Alleged triple top statistics:
– In 85% of cases, there is a downward exit
– In 50% of cases, the target of the pattern is reached once the neckline broken
– In 84% of cases, a pullback occur
– In 85% of cases, there is a pursuit of the movement once the neckline broken

May closed out at a one-year high for the S&P 500. This is a very, very infrequent event; which is why the cliché “Sell in May and go away” even exists. Don’t be surprised if May selling just gets pushed back to June and July. Do not take your eye off the ball for any reason out there if you’re aggressively trading. For you long money players, take some time to consider the charts we reviewed today.

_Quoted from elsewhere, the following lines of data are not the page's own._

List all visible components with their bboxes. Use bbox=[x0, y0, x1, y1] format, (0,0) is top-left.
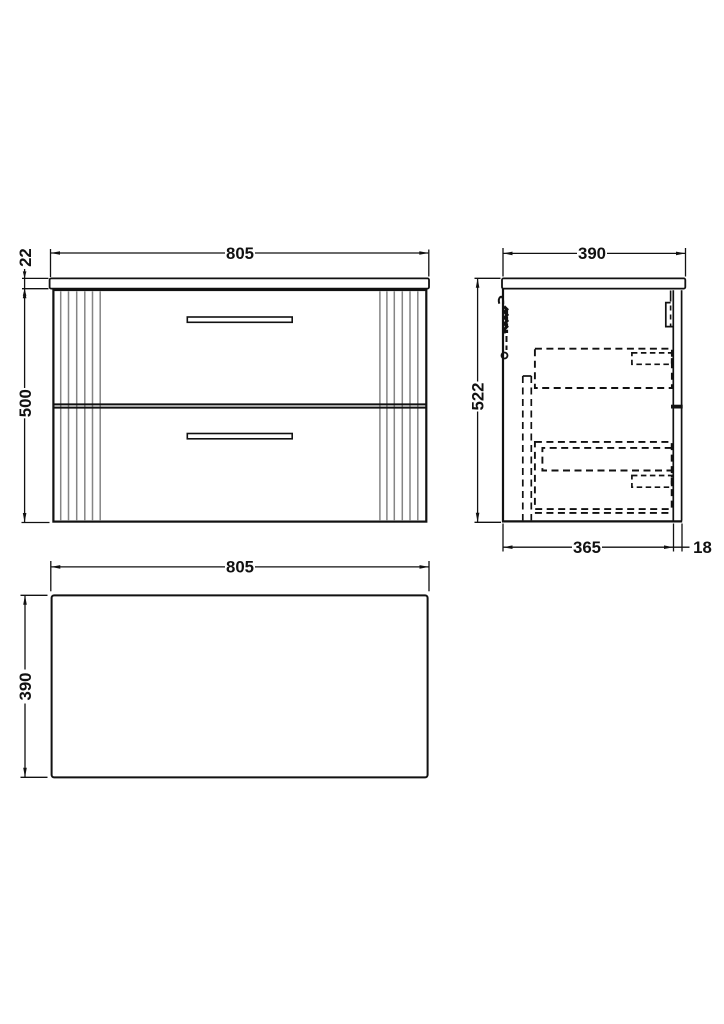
svg-text:522: 522 bbox=[469, 383, 488, 411]
svg-text:22: 22 bbox=[16, 248, 35, 267]
svg-text:18: 18 bbox=[693, 538, 712, 557]
svg-text:805: 805 bbox=[226, 558, 254, 577]
svg-text:365: 365 bbox=[573, 538, 601, 557]
svg-text:390: 390 bbox=[16, 673, 35, 701]
svg-text:390: 390 bbox=[578, 244, 606, 263]
svg-text:500: 500 bbox=[16, 389, 35, 417]
svg-text:805: 805 bbox=[226, 244, 254, 263]
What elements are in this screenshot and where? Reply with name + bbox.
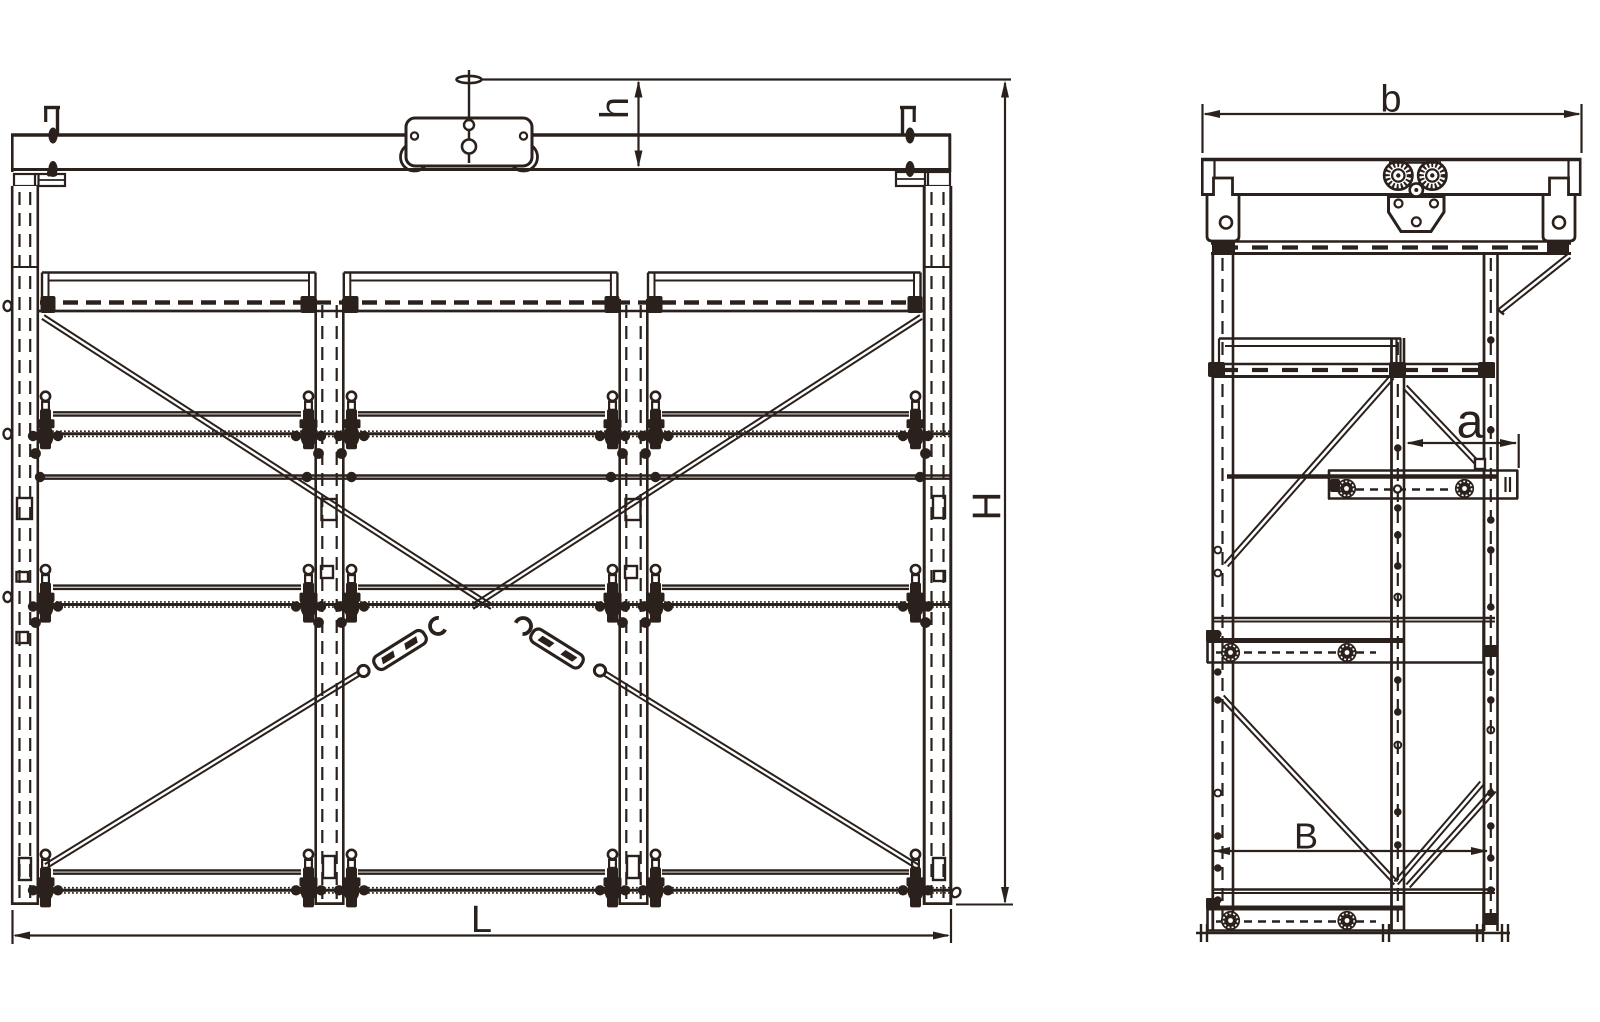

Don’t discount that sovereign debts are at all-time highs across all the developed nations. Don’t discount that every major economy is monetizing debts or manipulating currencies via swaps or taking some other related action to sway economic activities. Don’t discount that credit derivatives exist in the hundreds of trillions with multiple collateral lines traced to multiple counter parties amongst the holders of said derivatives. Don’t discount negative GDP reads in developed nations. Don’t discount anything. Nothing is what it seems in the markets anymore and it could pay big to be prepared well in advance of what historical price action has already told us.

I’m signing off but before I go, the biggest laugher of the week has to be that Italy and Great Britain are including prostitution and illegal drug sales in their respective GDP calculations. Seriously, you just can’t make this crap up anymore. Good day.